Pastel de bacalhau
com queijo da serra a património da humanidade, já!!!
Por Grande Turismo ·
Publicado a 29/01/2016
Bruno Ramos provou o
pastel de bacalhau com queijo da serra e não gostou. Também não
gosta da parolice que faz do empreendedorismo turístico uma voraz
térmita que está a devorar os lugares e espaços que constroem a
memória e a identidade da cidade de Lisboa.
Lembram-se dos
kalkitos? Serviam para povoarmos de personagens um cenário desenhado
em papel, fosse um ambiente de western, um campo de batalha da II
Guerra Mundial ou uma floresta de guerreiros medievais, criando assim
histórias imaginárias a nosso bel prazer. Mas o que eu gostava
verdadeiramente de fazer era decalcar os personagens em cenários
diferentes, divertindo-me com a estranheza e incongruência do
resultado final. Ora, desde que, há mais ou menos seis anos, comecei
a caminhar regularmente pela cidade de Lisboa, que me sinto um desses
figurantes desajustados num cenário de kalkito em constante e
desenfreada mutação, onde nada faz sentido.
É impressionante
como a proliferação das companhias aéreas low cost e o alargamento
dos terminais de cruzeiros, adubados por um simples programa
internacional de culinária e um artigo laudatório no NY Times,
acicatando o provincianismo que se deslumbra com qualquer pechisbeque
reluzente e a ganância do investidor estrangeiro, indiscriminado e
invisível, têm transformado a capital do reino “numa artificial
plataforma onde a banalidade, o pastiche e o híbrido triunfam”,
como tão bem escreve o historiador de arquitetura, António Sérgio
Rosa de Carvalho, no seu acutilante artigo de opinião, no jornal
Público de 9 de Janeiro https://www.publico.pt/local/noticia/a-nau-de-bacalhau-com-velas-de-queijo-e-corvos-de-massapao-1719617
O autor arranca a
crosta a todas as feridas com a precisão de um bisturi, denunciando
a dicotomia voraz que tem resultado deste processo de
“internacionalização” da cidade: por um lado, a cilindragem da
identidade e memória lisboetas e, por outro, a sua veloz
substituição por artifícios vácuos. Pelo meio, os habitantes vão
sendo varridos para debaixo do tapete suburbano e substituídos por
etnias exploradas. Como exemplo do primeiro sobrevém o
desaparecimento de tantos locais cujo valor e antiguidade são
cruciais para fazer da cidade aquilo que ela é. O café Palmeira e a
Associação Amigos do Minho, são só dois exemplos recentes, entre
tantos outros, todos eles apagados para dar lugar à construção de
hostels e outros empreendimentos turísticos – o turismo é hoje o
maior orgulho do pacóvio citadino. E, como exemplo do segundo, a
proliferação de tascas, restaurantes e outras manjedouras pseudo
gourmet que têm o desplante de se auto-nomearem típicas e de
servirem acepipes franchisados como se de gastronomia tradicional se
tratasse. Neste aspeto, o pastel de bacalhau com queijo da serra que
nos esfregam na cara a meio da Rua Augusta em pop-ups gigantescos, é
o expoente máximo da azia que provoca o atual estado das coisas.

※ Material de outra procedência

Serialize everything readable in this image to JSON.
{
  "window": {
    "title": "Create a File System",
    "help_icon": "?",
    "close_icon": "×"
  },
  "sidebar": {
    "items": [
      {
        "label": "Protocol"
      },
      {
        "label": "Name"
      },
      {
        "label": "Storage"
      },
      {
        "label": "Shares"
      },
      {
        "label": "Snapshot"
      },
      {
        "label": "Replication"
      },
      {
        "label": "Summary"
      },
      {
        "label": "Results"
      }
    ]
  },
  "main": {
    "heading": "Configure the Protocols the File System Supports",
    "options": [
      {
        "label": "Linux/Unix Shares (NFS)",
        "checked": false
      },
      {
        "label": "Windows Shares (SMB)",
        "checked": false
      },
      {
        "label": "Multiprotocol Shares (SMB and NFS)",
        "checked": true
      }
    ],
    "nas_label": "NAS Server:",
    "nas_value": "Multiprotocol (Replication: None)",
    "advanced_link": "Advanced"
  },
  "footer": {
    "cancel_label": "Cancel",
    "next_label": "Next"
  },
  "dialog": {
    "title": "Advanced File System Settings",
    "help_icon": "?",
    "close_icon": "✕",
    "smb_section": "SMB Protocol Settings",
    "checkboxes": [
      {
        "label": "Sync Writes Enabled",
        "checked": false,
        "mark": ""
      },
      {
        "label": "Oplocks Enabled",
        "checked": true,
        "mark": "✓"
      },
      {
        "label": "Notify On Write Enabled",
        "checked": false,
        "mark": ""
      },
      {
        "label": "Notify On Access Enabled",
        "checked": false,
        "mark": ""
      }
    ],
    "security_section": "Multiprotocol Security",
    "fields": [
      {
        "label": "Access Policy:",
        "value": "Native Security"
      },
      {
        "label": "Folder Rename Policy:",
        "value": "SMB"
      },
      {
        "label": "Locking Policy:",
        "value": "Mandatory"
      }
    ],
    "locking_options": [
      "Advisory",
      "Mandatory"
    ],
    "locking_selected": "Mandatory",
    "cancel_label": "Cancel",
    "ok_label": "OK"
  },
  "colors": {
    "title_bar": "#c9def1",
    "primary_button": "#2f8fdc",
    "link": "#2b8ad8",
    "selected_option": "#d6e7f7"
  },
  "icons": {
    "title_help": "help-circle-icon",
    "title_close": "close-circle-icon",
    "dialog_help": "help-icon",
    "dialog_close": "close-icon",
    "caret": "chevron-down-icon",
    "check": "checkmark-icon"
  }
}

Aliás, caminhar pela Rua Augusta, hoje transformada no ponto
convergente de toda esta mixórdia, faz vir à memória a inquietação
de Jack Lang, antigo ministro da cultura e da educação francês, no
seu livro “Ouvrons les yeux! La nouvelle bataille du patrimoine”.
Uma tradução livre de um excerto coloca a seguinte questão:
“Teremos ficado esquizofrénicos? Nós, que tanto esforço fizemos
para a preservação dos mais belos monumentos das nossas cidades,
como podemos ser tão pouco exigentes com os nossos espaços
públicos, com os nossos transportes, com as nossas casas, com todos
os lugares que fazem o nosso quotidiano?”
Essa esquizofrenia
de que fala Jack Lang, fica, aliás, patente na publicação de uma
notícia, exatamente na mesma edição do jornal Público referida
acima, anunciando que a Câmara Municipal de Lisboa (CML) vai
candidatar, até ao final de 2017, os bairros e miradouros de Lisboa
a Património Mundial da UNESCO
(http://www.publico.pt/…/os-bairros-miradouros-e-imoveis-que…).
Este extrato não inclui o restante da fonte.